The team’s innovation focuses on “interpretable, speech-based biomarkers to capture subtle linguistic changes and cognitive decline years before traditional tools can,” completing screening in under a minute. The power of this method stems from the complexity of speech itself, which requires coordinated cognitive functions. “Speech is one of the most information-dense behaviors humans produce, requiring the coordination of memory, attention, language, executive function and motor planning,” Yang stated. The AI doesn’t simply score a test; it engages in a dynamic interaction, adapting prompts and integrating various signals to create a comprehensive assessment.
Speech is one of the most information-dense behaviors humans produce, requiring the coordination of memory, attention, language, executive function and motor planning – all cognitive systems that are affected early in neurodegenerative disease.
Yang
Expanding AI Analysis Beyond Speech to Holistic Signals
Current diagnostic methods for neurodegenerative diseases like Alzheimer’s often rely on subjective, paper-based assessments that lack sensitivity to early cognitive shifts, a problem researchers at Penn State are addressing with advanced artificial intelligence. Beyond simply scoring tests, their work focuses on “agentic AI” – systems capable of dynamic interaction and independent task execution, offering a significant leap forward. According to Kevin Mekulu, this transforms screening “from a one-time measurement to an evolving process that better reflects how cognitive decline occurs in patients.” This contrasts with existing “static” AI models used in healthcare, which offer limited adaptability.

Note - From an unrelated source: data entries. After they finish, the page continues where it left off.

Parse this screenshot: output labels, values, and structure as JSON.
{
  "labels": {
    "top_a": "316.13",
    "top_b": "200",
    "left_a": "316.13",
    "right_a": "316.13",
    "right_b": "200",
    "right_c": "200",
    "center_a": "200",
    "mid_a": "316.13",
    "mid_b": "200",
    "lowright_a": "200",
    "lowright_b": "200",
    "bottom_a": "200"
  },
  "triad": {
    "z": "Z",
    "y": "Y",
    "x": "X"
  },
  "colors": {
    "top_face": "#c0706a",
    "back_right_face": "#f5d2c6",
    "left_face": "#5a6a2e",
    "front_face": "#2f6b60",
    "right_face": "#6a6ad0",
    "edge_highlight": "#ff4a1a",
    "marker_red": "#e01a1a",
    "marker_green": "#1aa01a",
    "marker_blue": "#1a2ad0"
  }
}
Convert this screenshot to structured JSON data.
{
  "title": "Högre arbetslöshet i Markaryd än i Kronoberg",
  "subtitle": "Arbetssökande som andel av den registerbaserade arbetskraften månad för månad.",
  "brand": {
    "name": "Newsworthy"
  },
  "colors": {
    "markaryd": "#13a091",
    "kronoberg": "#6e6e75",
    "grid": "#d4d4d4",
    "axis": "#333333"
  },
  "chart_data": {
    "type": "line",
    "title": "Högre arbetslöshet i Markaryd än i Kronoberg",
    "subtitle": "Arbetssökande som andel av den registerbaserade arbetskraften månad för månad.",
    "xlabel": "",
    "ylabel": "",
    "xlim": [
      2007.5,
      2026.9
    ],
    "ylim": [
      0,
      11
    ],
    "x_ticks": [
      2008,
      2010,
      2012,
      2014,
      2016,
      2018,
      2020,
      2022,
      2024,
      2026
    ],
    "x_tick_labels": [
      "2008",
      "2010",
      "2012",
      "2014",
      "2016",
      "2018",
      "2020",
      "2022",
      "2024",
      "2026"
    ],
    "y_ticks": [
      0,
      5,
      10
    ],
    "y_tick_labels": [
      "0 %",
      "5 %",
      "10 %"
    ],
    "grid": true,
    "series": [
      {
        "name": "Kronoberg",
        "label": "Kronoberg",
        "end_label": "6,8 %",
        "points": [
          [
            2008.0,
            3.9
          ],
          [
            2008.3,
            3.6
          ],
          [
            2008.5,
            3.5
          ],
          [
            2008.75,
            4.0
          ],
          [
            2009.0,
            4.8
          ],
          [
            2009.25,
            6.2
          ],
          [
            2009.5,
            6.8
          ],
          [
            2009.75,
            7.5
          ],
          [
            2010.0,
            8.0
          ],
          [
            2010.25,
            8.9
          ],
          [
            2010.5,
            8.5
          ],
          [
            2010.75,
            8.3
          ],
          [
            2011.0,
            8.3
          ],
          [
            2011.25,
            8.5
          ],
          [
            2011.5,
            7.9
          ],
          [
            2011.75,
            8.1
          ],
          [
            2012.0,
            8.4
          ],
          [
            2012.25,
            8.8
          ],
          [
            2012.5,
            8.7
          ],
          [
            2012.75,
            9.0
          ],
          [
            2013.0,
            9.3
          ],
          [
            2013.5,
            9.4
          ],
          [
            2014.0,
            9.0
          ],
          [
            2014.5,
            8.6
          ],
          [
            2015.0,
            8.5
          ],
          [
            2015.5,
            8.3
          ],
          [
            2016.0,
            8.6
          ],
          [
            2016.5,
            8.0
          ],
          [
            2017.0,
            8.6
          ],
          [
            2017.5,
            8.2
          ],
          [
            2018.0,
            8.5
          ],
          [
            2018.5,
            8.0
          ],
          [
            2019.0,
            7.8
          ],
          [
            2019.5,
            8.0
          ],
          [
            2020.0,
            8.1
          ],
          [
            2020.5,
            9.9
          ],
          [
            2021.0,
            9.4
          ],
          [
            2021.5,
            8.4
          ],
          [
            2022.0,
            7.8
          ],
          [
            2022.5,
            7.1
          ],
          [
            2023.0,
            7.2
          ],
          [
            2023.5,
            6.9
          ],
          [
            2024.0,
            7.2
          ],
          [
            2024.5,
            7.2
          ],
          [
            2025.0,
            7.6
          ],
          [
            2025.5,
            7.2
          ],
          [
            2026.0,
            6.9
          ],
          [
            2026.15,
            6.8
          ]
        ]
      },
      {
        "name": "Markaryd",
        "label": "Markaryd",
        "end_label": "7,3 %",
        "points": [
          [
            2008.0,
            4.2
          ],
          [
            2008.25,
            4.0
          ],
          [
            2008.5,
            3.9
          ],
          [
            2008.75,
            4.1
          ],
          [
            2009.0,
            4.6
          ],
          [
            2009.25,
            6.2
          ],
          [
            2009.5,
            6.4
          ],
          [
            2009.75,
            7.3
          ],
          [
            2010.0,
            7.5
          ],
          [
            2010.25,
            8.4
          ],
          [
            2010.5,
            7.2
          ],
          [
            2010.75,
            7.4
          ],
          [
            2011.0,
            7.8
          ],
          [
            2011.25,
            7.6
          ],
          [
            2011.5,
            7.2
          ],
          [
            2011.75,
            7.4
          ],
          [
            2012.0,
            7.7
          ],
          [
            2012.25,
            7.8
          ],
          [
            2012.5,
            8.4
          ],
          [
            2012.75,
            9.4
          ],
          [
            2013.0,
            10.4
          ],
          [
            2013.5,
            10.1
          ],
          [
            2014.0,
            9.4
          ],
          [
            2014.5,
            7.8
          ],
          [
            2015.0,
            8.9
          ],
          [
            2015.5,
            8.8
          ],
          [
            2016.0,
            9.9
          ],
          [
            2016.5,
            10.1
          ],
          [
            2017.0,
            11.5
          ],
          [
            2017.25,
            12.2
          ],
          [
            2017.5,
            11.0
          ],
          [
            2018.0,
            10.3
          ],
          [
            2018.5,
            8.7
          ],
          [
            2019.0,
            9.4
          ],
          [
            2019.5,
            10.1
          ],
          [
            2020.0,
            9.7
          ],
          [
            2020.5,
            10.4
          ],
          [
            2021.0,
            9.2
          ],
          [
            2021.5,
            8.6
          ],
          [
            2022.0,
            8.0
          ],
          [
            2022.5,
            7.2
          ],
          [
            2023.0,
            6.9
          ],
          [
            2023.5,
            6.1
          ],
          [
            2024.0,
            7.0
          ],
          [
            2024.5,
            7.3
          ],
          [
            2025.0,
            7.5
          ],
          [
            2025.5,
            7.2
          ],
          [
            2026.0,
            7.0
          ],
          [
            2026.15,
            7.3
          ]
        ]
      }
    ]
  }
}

The team’s innovative approach isn’t solely focused on speech, however, but envisions a broader analysis of patient signals. “Interpreting all these signals together offers clinicians a more holistic view,” Mekulu adds, moving beyond simple pass/fail results. Currently, the U.S. faces a critical shortage – roughly one geriatrician for every 10,000 patients – making scalable AI solutions increasingly urgent.